Patrząc wstecz, nie mogę nie zauważyć, że rok 2012 dla naszej firmy był wyjątkowo pełen wydarzeń - radosny i niezbyt. Były chwile, które pozostaną w pamięci na długo: magazyn żyje i pulsuje dzięki jedności zespołu, a kiedy pracownik, który stał się częścią „ciała” na wiele lat, zawsze jest trudny. Z drugiej strony pojawienie się nowego członka zespołu jest przypływem świeżych pomysłów i energii. Przybywają młodzi autorzy, zmieniają się nagłówki. Tak więc, zgodnie z symbolem 2013 roku, zdobywamy nową skórkę. I nawet z nowym domem - po dziewięciu latach wierności „sercu” Dubaju, jak wcześniej nazywano jego historyczną dzielnicą Deiro, w końcu przenieśliśmy się do jasnego biura pięknego wieżowca na Sheikh Zayed Highway.
Jak wiecie, okoliczności zawsze zmieniają się na lepsze, wierzę w to.

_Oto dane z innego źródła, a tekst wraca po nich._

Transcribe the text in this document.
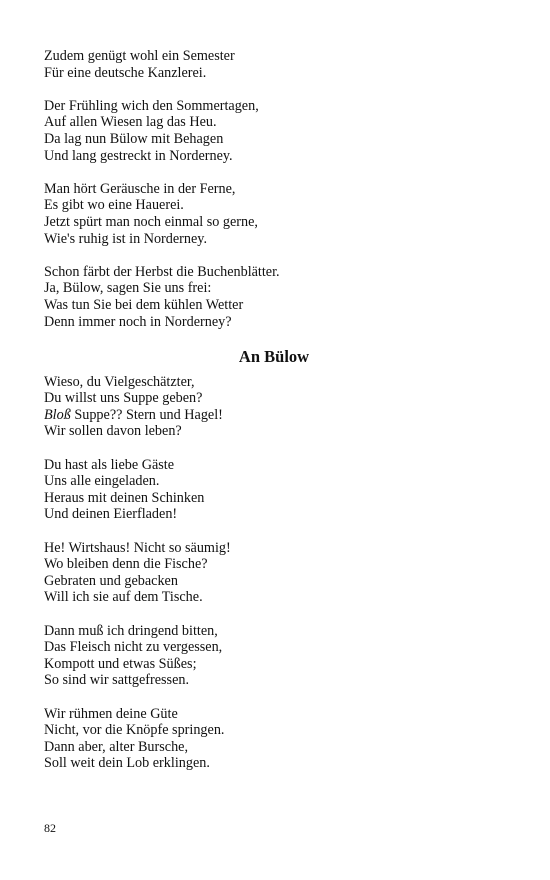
Zudem genügt wohl ein Semester
Für eine deutsche Kanzlerei.
Der Frühling wich den Sommertagen,
Auf allen Wiesen lag das Heu.
Da lag nun Bülow mit Behagen
Und lang gestreckt in Norderney.
Man hört Geräusche in der Ferne,
Es gibt wo eine Hauerei.
Jetzt spürt man noch einmal so gerne,
Wie's ruhig ist in Norderney.
Schon färbt der Herbst die Buchenblätter.
Ja, Bülow, sagen Sie uns frei:
Was tun Sie bei dem kühlen Wetter
Denn immer noch in Norderney?
An Bülow
Wieso, du Vielgeschätzter,
Du willst uns Suppe geben?
Bloß Suppe?? Stern und Hagel!
Wir sollen davon leben?
Du hast als liebe Gäste
Uns alle eingeladen.
Heraus mit deinen Schinken
Und deinen Eierfladen!
He! Wirtshaus! Nicht so säumig!
Wo bleiben denn die Fische?
Gebraten und gebacken
Will ich sie auf dem Tische.
Dann muß ich dringend bitten,
Das Fleisch nicht zu vergessen,
Kompott und etwas Süßes;
So sind wir sattgefressen.
Wir rühmen deine Güte
Nicht, vor die Knöpfe springen.
Dann aber, alter Bursche,
Soll weit dein Lob erklingen.
82
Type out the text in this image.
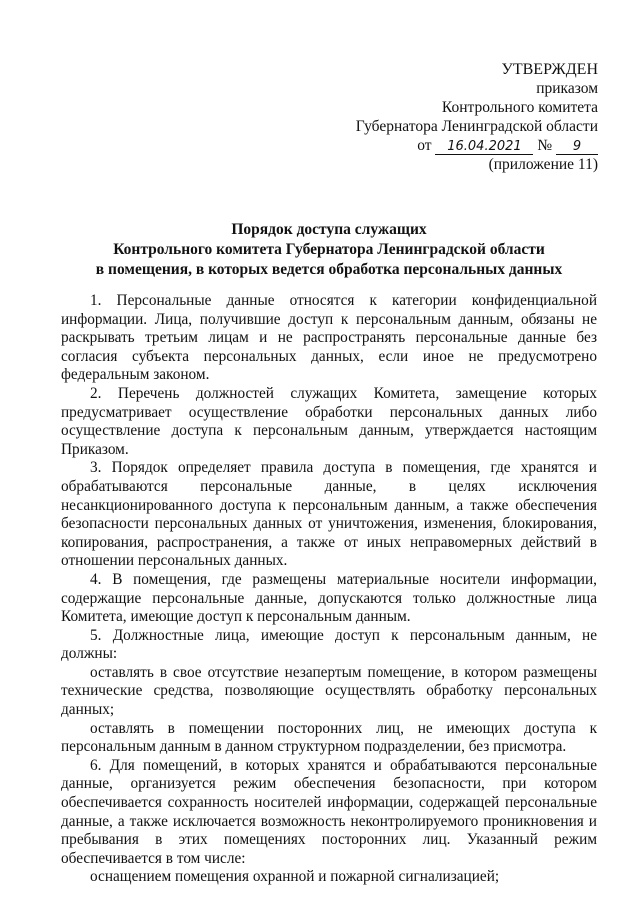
УТВЕРЖДЕН
приказом
Контрольного комитета
Губернатора Ленинградской области
от 16.04.2021 № 9
(приложение 11)
Порядок доступа служащих
Контрольного комитета Губернатора Ленинградской области
в помещения, в которых ведется обработка персональных данных

1. Персональные данные относятся к категории конфиденциальной информации. Лица, получившие доступ к персональным данным, обязаны не раскрывать третьим лицам и не распространять персональные данные без согласия субъекта персональных данных, если иное не предусмотрено федеральным законом.

2. Перечень должностей служащих Комитета, замещение которых предусматривает осуществление обработки персональных данных либо осуществление доступа к персональным данным, утверждается настоящим Приказом.

3. Порядок определяет правила доступа в помещения, где хранятся и обрабатываются персональные данные, в целях исключения несанкционированного доступа к персональным данным, а также обеспечения безопасности персональных данных от уничтожения, изменения, блокирования, копирования, распространения, а также от иных неправомерных действий в отношении персональных данных.

4. В помещения, где размещены материальные носители информации, содержащие персональные данные, допускаются только должностные лица Комитета, имеющие доступ к персональным данным.

5. Должностные лица, имеющие доступ к персональным данным, не должны:

оставлять в свое отсутствие незапертым помещение, в котором размещены технические средства, позволяющие осуществлять обработку персональных данных;

оставлять в помещении посторонних лиц, не имеющих доступа к персональным данным в данном структурном подразделении, без присмотра.

6. Для помещений, в которых хранятся и обрабатываются персональные данные, организуется режим обеспечения безопасности, при котором обеспечивается сохранность носителей информации, содержащей персональные данные, а также исключается возможность неконтролируемого проникновения и пребывания в этих помещениях посторонних лиц. Указанный режим обеспечивается в том числе:

оснащением помещения охранной и пожарной сигнализацией;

Tak jak wciąż wierzę, pomimo mojego życiowego doświadczenia, a może dzięki niemu, w magię jednego z najjaśniejszych i najbardziej bajecznych świąt - Nowego Roku. Dlatego napotykam wiatr zmian z otwartymi ramionami, których życzę wam wszystkim, drodzy czytelnicy.
Podziękujmy 2012 za wszystko, co się wydarzyło, ponieważ nawet zło uczy nas czegoś dobrego. Dziękuję za to, co się stało, jest i będzie. Niech ten rok przyniesie Ci dokładnie to, o czym marzysz, czego naprawdę oczekujesz. Życzę udanych wakacji!
Uścisk, Irina Iwanowa
P. S. Tak i ... Witamy w naszym nowym „serpentarium”!